Noto la brisa en mi pelo, esa brisa que anuncia lo que tantas veces he visto llegar. Me doy la vuelta y la contemplo a la cara. Una pared de fuego se acerca inexorable, sin señales de sentir compasión por un minúsculo e intrascendente punto animado. Un punto vivo, con sentimientos, pero incapaz de salvarse a sí mismo; no está en peligro, sino condenado.

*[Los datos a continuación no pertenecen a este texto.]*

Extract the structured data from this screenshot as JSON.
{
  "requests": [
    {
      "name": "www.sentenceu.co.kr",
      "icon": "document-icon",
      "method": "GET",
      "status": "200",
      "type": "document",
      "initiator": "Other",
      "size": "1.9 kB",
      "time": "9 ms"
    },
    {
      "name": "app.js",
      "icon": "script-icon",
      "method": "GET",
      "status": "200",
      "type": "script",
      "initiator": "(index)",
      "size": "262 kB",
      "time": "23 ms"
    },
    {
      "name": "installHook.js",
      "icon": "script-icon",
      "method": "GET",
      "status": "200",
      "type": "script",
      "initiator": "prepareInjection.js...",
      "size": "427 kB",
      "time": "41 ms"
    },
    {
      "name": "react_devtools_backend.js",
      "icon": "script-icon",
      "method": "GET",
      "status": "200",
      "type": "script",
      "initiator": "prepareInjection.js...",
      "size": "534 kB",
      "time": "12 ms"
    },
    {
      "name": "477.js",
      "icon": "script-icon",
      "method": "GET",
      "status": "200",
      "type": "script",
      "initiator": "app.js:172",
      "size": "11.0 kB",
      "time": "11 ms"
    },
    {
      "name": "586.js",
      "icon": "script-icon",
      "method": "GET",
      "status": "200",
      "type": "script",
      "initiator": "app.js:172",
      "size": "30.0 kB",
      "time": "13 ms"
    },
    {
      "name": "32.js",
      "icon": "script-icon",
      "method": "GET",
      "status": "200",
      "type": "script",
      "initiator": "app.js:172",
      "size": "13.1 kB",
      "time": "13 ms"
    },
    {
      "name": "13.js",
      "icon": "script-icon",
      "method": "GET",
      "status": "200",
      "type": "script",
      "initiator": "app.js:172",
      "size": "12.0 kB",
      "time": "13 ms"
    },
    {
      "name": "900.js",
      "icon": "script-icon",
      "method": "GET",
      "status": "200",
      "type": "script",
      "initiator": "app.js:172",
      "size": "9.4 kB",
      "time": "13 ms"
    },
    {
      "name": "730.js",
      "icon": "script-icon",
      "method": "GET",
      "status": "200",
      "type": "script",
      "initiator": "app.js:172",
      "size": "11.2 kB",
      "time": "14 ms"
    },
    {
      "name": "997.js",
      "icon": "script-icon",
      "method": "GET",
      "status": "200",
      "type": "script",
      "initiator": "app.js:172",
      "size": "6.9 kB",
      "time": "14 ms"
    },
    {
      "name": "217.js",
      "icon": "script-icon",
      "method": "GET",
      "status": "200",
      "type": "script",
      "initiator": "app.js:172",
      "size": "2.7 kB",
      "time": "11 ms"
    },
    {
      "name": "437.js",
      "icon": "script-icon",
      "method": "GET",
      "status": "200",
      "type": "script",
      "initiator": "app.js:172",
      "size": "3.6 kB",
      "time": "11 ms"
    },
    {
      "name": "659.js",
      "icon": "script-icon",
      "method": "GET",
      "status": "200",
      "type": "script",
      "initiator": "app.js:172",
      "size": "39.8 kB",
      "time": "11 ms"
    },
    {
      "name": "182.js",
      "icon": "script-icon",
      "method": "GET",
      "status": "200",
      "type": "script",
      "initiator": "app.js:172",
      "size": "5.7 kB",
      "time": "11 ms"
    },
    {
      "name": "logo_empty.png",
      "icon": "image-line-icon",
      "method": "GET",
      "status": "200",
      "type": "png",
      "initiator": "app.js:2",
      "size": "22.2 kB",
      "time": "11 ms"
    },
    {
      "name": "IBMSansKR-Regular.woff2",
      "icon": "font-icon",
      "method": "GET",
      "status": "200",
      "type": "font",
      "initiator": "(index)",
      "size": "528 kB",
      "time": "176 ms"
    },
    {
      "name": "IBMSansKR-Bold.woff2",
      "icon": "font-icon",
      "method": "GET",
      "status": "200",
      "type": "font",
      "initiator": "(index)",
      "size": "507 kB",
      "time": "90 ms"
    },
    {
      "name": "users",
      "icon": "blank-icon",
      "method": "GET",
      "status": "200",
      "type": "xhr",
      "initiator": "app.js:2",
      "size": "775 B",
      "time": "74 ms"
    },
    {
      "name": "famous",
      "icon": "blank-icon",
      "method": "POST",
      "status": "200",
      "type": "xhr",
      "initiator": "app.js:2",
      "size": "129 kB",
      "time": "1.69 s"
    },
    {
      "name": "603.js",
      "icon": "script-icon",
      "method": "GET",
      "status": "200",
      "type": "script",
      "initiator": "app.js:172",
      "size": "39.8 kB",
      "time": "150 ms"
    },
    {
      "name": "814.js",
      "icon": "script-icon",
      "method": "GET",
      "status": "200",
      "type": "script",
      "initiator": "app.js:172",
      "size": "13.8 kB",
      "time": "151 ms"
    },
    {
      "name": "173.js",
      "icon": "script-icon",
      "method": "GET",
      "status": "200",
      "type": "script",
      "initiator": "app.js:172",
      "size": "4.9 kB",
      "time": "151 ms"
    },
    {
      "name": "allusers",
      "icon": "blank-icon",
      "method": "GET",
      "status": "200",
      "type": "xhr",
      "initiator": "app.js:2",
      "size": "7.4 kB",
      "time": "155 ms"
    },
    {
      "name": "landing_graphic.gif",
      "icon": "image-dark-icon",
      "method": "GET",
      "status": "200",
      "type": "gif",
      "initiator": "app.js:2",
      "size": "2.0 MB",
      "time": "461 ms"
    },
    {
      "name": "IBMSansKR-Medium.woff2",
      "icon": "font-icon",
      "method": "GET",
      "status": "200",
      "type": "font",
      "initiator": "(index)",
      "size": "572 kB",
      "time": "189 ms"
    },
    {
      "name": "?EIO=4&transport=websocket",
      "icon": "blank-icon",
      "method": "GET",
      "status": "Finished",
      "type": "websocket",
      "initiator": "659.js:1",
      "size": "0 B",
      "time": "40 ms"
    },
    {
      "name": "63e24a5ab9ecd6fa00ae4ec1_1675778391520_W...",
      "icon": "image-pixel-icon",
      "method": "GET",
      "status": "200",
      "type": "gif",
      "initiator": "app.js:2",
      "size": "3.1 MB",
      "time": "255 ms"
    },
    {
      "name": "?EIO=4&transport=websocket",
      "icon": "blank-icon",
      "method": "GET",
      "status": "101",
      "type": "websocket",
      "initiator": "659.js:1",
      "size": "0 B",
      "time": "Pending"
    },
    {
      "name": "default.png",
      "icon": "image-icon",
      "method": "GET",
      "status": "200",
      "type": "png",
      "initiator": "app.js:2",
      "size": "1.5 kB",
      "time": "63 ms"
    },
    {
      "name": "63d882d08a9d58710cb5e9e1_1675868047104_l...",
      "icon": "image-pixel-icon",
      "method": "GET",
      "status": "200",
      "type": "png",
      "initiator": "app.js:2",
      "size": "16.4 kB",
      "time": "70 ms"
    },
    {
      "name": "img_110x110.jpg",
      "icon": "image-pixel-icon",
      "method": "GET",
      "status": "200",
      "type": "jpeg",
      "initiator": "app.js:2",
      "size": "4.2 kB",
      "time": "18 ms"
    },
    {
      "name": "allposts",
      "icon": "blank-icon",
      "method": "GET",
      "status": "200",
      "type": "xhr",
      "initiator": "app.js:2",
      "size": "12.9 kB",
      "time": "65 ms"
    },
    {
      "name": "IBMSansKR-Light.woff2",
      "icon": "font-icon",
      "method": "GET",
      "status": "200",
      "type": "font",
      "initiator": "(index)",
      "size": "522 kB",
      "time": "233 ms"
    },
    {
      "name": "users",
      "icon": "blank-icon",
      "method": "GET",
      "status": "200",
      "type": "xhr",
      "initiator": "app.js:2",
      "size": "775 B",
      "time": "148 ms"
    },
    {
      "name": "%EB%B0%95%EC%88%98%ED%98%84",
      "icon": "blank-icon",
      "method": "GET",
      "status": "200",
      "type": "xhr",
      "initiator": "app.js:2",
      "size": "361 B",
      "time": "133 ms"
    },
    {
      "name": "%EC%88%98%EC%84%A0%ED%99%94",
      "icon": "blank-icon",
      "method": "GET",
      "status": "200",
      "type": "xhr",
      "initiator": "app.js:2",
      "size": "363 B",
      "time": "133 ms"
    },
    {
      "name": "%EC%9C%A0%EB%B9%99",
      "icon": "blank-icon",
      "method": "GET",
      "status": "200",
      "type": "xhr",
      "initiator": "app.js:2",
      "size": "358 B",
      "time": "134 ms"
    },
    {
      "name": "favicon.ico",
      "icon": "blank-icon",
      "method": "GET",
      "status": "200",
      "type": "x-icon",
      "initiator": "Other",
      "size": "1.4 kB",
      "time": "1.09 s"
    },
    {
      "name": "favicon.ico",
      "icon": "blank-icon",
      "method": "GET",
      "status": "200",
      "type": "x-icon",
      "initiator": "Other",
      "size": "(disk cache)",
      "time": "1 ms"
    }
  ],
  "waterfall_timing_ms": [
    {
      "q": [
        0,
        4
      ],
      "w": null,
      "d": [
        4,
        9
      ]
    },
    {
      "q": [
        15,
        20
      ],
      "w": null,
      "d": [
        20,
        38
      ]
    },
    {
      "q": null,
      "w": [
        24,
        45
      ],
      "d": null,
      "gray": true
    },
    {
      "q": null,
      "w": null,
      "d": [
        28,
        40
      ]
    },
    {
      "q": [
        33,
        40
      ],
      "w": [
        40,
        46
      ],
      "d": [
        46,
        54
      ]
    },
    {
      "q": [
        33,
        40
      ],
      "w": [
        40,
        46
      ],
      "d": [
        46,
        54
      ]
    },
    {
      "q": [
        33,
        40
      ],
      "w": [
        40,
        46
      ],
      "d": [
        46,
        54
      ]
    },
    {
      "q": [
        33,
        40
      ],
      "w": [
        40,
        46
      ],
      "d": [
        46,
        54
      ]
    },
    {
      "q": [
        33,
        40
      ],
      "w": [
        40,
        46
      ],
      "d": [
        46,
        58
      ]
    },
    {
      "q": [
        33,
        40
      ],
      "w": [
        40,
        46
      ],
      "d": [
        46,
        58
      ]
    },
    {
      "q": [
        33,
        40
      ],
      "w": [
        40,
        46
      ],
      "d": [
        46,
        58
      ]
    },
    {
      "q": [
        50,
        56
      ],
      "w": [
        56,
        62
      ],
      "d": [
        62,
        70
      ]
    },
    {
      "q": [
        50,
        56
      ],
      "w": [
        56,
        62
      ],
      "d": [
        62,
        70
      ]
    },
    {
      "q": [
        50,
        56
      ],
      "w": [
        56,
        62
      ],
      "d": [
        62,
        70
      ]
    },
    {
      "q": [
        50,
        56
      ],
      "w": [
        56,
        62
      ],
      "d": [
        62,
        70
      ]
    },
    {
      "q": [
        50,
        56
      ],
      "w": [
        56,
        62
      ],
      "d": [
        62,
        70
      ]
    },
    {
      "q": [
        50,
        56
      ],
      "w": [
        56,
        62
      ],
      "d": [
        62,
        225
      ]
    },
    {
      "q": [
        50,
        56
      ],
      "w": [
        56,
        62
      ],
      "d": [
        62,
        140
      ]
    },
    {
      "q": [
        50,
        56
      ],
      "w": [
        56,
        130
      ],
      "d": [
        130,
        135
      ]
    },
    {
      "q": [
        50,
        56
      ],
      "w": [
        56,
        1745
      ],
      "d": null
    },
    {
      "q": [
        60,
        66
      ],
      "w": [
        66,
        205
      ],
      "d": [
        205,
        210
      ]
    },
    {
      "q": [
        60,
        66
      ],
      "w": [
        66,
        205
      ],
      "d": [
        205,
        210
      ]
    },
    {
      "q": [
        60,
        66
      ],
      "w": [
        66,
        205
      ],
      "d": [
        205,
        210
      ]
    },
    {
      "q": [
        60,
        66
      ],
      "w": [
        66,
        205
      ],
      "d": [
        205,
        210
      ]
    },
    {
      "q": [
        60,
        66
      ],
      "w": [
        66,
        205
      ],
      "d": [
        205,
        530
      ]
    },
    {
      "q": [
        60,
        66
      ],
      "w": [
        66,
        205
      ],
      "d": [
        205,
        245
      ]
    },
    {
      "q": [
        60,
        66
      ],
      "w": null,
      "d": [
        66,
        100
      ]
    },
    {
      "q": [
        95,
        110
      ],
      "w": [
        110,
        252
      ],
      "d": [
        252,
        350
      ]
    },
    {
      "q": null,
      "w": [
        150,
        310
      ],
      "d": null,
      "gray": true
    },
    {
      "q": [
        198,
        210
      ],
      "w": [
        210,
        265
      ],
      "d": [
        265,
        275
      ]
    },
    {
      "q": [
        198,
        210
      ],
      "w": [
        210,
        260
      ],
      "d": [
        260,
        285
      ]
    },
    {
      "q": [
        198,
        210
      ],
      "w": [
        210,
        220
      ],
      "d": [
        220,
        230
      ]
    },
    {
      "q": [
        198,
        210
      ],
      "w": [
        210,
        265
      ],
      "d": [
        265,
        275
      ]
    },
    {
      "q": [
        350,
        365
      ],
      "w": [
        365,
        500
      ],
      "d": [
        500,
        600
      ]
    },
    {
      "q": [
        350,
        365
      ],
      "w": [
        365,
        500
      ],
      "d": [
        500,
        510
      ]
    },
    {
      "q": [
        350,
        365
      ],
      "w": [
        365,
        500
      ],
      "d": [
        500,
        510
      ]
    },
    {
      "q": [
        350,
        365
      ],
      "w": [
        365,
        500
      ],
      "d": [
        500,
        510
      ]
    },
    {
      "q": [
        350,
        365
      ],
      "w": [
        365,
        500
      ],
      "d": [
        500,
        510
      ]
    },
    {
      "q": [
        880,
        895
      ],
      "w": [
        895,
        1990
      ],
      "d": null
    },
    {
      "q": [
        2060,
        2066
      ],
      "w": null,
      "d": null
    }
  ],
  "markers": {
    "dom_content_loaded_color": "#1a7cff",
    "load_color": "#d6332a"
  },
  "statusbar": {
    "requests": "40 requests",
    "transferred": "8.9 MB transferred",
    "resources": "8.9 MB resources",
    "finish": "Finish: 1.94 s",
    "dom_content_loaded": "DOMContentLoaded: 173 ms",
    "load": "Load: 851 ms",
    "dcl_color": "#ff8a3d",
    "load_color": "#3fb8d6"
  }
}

Nunca he salvado mi vida, nunca me ha parecido oportuno; pero siempre he sobrevivido a la muerte. He estado ahí, me he desvanecido de aquí, pero al final siempre mis cenizas han tenido un ferviente sentido de unidad. Soy perecedero y a la vez inevitable. La vida me pinta con lápiz para borrarme con facilidad, pero sólo lo hace para corregirme, para volver a pintarme con menos defectos. La derrota es la semilla de la victoria, y toda la mierda que la rodea, el abono para que crezca fuerte y saludable.
Por eso ahora, los últimos impulsos nerviosos que circulan por mi mente son para recordar quién soy, cavilar en quién seré en la próxima vida. Y en el último momento antes del fatal, un orgullo parte de mi corazón en dirección a todo el resto del cuerpo. Un orgullo destinado a morir con la cabeza alta y el puño levantado. Porque ahora que sé que no hay nada por lo que luchar, sé que no tengo nada que perder y puedo darlo todo, hacer un último y soberbio esfuerzo para demostrar que acabar conmigo no pondrá fin a mi vida... la derrota me hace invencible.